The structural differences between the potent inhibitors identified in this review and acarbose elucidated different modes of inhibition and sites of interaction with the enzyme. The ability to bind to different regions of the enzyme other than the active site allows the noncompetitive or mixed inhibition of the enzyme by these phytochemicals compared to acarbose. This gives the identified phytochemicals a broader inhibitrion specificity and makes them less affected by increased substrate concentrations. However, the nature of interaction and the exact amino acid residues involved are still to be determined for most of the identified molecules.

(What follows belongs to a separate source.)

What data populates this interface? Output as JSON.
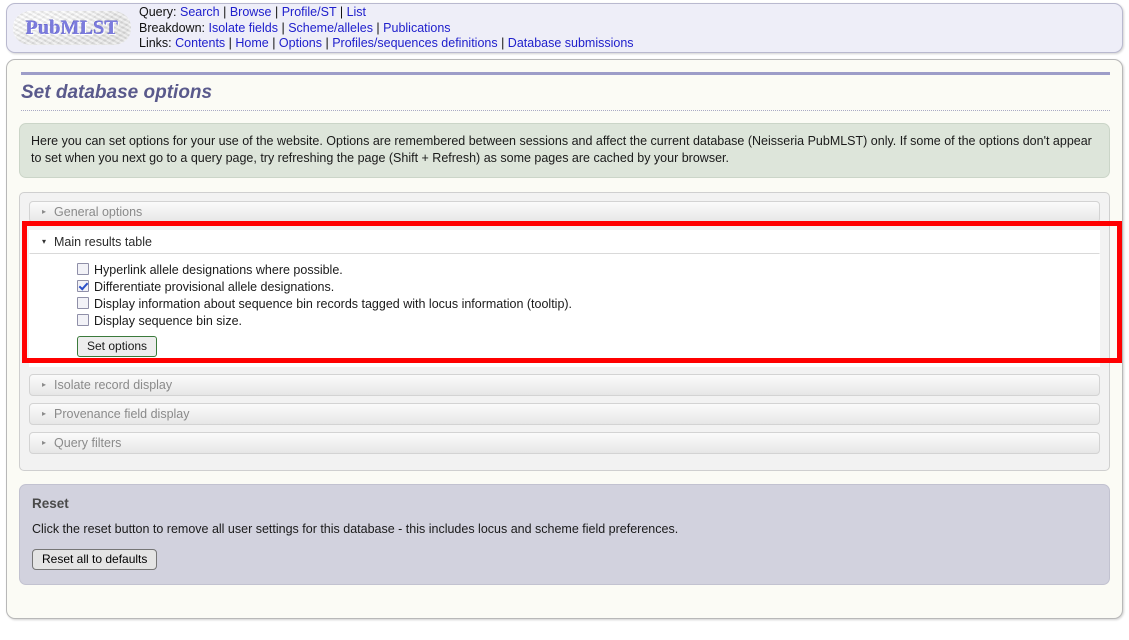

By comparing the inhibitory potential of structurally similar compounds, the functional groups responsible for enhanced activity were also hightlighted. The hydroxyl hydrogen atoms of the inhibitor interact by hydrogen bonding with oxygen atoms of the surrounding amino acids (Lu et al. 2020). The position and the number of hydroxyl groups was therefore found to determine the binding capacity and inhibitory potential of a molecule. As revealed in this review, the nature of this interaction broadens the range of molecules that can potentially inhibit alpha-glucosidase. The identification of these groups and the comparison between the various enzyme-inhibitor structures will help determine the critical binding sites of the enzyme and can be promising for the design of semi-synthetic drugs with optimized functional features and improved inhibitory activity.

Collectively based on what was presented, promising plants and compounds described in this review could be lead drug candidates for the future design of novel compounds useful in the management or treatment of type-2 diabetes.